In[34]: logistic.predict_proba(x)
Out[34]:
array([[ 0.9837306 , 0.0162694 ],
[ 0.96407227, 0.03592773],
[ 0.97647105, 0.02352895],
[ 0.95654126, 0.04345874],
[ 0.98534488, 0.01465512],
[ 0.98086592, 0.01913408],
R codes.
> str(irisdf)
'data.frame': 100 obs. of 5 variables:
$ Sepal.Length: num 5.1 4.9 4.7 4.6 5 5.4 4.6 5 4.4 4.9 ...
$ Sepal.Width : num 3.5 3 3.2 3.1 3.6 3.9 3.4 3.4 2.9 3.1 ...
$ Petal.Length: num 1.4 1.4 1.3 1.5 1.4 1.7 1.4 1.5 1.4 1.5 ...
$ Petal.Width : num 0.2 0.2 0.2 0.2 0.2 0.4 0.3 0.2 0.2 0.1 ...
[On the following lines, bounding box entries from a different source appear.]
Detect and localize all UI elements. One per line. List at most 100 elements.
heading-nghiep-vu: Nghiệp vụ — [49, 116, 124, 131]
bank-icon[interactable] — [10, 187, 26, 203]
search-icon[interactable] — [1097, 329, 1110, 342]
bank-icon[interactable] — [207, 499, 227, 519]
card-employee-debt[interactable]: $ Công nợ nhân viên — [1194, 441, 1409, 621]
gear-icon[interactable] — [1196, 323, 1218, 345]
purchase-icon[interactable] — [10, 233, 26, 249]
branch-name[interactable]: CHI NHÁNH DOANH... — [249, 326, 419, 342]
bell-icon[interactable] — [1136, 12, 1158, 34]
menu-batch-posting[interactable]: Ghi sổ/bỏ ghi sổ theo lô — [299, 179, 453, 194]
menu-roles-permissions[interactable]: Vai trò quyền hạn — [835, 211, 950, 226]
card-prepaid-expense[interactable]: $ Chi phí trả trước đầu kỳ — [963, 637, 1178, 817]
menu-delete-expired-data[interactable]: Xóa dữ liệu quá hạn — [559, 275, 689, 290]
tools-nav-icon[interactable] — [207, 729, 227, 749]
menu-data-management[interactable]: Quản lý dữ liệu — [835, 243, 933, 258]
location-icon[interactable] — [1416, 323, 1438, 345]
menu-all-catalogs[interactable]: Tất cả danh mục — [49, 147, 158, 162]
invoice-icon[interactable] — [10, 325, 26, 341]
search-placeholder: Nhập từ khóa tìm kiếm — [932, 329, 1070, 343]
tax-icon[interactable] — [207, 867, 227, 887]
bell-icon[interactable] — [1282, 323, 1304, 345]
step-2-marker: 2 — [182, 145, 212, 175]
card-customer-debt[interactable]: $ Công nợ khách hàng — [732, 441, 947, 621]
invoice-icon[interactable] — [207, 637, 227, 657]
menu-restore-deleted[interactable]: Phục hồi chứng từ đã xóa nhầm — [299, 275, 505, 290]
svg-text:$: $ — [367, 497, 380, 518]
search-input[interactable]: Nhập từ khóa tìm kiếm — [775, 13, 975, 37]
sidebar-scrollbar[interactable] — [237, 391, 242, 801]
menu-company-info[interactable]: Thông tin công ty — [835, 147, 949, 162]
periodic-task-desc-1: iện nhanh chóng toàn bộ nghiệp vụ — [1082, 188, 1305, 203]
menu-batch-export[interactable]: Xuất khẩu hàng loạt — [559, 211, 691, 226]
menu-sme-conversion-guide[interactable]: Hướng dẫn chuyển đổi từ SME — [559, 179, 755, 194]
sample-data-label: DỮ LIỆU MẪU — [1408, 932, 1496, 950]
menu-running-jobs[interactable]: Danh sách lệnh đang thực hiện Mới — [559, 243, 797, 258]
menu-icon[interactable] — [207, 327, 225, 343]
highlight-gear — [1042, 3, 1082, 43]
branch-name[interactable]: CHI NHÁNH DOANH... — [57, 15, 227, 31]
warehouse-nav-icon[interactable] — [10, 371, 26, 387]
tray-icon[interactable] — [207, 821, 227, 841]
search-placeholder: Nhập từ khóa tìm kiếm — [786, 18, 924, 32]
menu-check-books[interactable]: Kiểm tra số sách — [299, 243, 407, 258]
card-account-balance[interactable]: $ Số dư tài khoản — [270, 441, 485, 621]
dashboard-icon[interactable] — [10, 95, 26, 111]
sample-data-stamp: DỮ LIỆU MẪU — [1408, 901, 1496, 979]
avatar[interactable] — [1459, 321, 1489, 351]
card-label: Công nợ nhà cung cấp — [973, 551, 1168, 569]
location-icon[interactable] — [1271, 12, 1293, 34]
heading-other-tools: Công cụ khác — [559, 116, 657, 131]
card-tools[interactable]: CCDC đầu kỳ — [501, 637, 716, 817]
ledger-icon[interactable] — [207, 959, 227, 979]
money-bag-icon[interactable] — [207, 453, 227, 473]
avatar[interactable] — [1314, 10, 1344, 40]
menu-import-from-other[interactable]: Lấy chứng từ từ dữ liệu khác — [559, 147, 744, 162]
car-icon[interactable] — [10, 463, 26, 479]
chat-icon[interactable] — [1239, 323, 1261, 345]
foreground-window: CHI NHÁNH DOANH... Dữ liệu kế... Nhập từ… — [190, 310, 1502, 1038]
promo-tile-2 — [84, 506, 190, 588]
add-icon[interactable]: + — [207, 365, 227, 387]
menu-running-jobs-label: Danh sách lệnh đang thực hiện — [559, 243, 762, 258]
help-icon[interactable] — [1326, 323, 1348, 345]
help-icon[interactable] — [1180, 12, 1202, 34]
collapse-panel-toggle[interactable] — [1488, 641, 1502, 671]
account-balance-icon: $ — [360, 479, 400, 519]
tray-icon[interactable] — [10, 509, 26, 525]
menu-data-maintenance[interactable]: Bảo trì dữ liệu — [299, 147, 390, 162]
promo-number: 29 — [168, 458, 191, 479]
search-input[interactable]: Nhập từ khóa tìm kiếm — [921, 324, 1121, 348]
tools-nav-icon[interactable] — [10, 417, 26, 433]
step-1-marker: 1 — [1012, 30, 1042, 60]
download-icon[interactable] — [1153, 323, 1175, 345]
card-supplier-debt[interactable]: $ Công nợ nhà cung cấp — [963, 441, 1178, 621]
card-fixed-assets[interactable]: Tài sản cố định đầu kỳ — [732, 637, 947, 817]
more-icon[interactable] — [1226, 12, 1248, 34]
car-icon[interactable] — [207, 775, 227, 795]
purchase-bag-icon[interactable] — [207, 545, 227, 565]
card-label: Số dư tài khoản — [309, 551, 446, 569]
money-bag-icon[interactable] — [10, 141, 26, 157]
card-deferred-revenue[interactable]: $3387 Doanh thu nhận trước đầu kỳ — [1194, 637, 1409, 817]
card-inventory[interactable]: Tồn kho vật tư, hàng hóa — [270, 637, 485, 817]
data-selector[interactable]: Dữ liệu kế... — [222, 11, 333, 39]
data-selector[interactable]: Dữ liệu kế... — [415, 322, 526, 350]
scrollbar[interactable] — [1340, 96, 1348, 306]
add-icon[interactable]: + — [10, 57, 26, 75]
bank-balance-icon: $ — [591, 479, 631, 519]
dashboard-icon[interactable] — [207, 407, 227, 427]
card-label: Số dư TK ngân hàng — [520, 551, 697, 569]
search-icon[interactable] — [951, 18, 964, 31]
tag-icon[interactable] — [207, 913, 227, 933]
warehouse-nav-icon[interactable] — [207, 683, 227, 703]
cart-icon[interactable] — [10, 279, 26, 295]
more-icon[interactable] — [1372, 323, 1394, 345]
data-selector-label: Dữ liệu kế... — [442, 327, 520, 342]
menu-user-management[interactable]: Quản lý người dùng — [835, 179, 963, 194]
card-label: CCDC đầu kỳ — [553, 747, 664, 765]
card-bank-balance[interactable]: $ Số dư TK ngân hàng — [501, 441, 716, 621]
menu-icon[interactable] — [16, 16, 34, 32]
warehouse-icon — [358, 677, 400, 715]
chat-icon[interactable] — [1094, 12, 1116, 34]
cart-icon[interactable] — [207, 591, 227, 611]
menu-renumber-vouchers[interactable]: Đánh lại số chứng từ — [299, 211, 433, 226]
$ Species : int 0 0 0 0 0 0 0 0 0 0 ...
> model <- glm(Species ~ ., data = irisdf, family = binomial)
Warning messages:
1: glm.fit: algorithm did not converge
2: glm.fit: fitted probabilities numerically 0 or 1 occurred
> summary(model)
Call:
glm(formula = Species ~ ., family = binomial, data = irisdf)
Deviance Residuals:
Min 1Q Median 3Q Max
-1.681e-05 -2.110e-08 0.000e+00 2.110e-08 2.006e-05
Coefficients:
Estimate Std. Error z value Pr(>|z|)
(Intercept) 6.556 601950.324 0 1
Sepal.Length -9.879 194223.245 0 1
Sepal.Width -7.418 92924.451 0 1
Petal.Length 19.054 144515.981 0 1
Petal.Width 25.033 216058.936 0 1
(Dispersion parameter for binomial family taken to be 1)
Null deviance: 1.3863e+02 on 99 degrees of freedom
Residual deviance: 1.3166e-09 on 95 degrees of freedom
AIC: 10
Number of Fisher Scoring iterations: 25
Due to convergence problem,i increased the maximum iteration and gave epsilon as 0.05.
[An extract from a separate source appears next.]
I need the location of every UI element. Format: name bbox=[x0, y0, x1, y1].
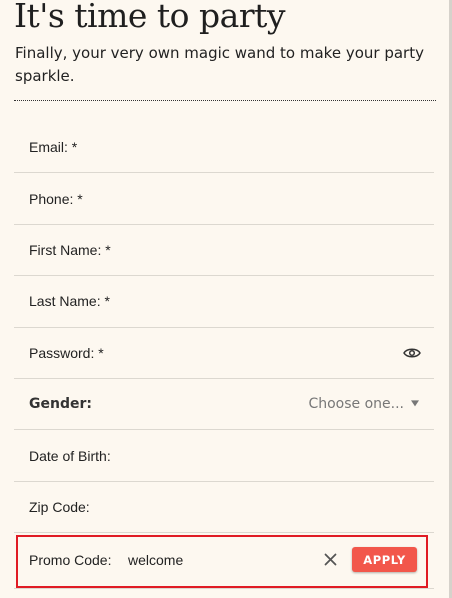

> model <- glm(Species ~ ., data = irisdf, family = binomial,control = glm.control(epsilon=0.01,trace=FALSE,maxit = 100))
> summary(model)
Call:
glm(formula = Species ~ ., family = binomial, data = irisdf,
control = glm.control(epsilon = 0.01, trace = FALSE, maxit = 100))
Deviance Residuals:
Min 1Q Median 3Q Max
-0.0102793 -0.0005659 -0.0000052 0.0001438 0.0112531
Coefficients:
Estimate Std. Error z value Pr(>|z|)
(Intercept) 1.796 704.352 0.003 0.998
Sepal.Length -3.426 215.912 -0.016 0.987
Sepal.Width -4.208 123.513 -0.034 0.973
Petal.Length 7.615 159.478 0.048 0.962
Petal.Width 11.835 285.938 0.041 0.967
(Dispersion parameter for binomial family taken to be 1)
Null deviance: 1.3863e+02 on 99 degrees of freedom
Residual deviance: 5.3910e-04 on 95 degrees of freedom
AIC: 10.001
Number of Fisher Scoring iterations: 12
#R scores..
> scores = predict(model, newdata = irisdf, type = "response")
> head(scores,5)
1 2 3 4 5
2.844996e-08 4.627411e-07 1.848093e-07 1.818231e-06 2.631029e-08
Both the scores,intercept and coefficients are completely different in R and python.Which one is correct and I want to proceed in python.Now having confusion which results are accurate.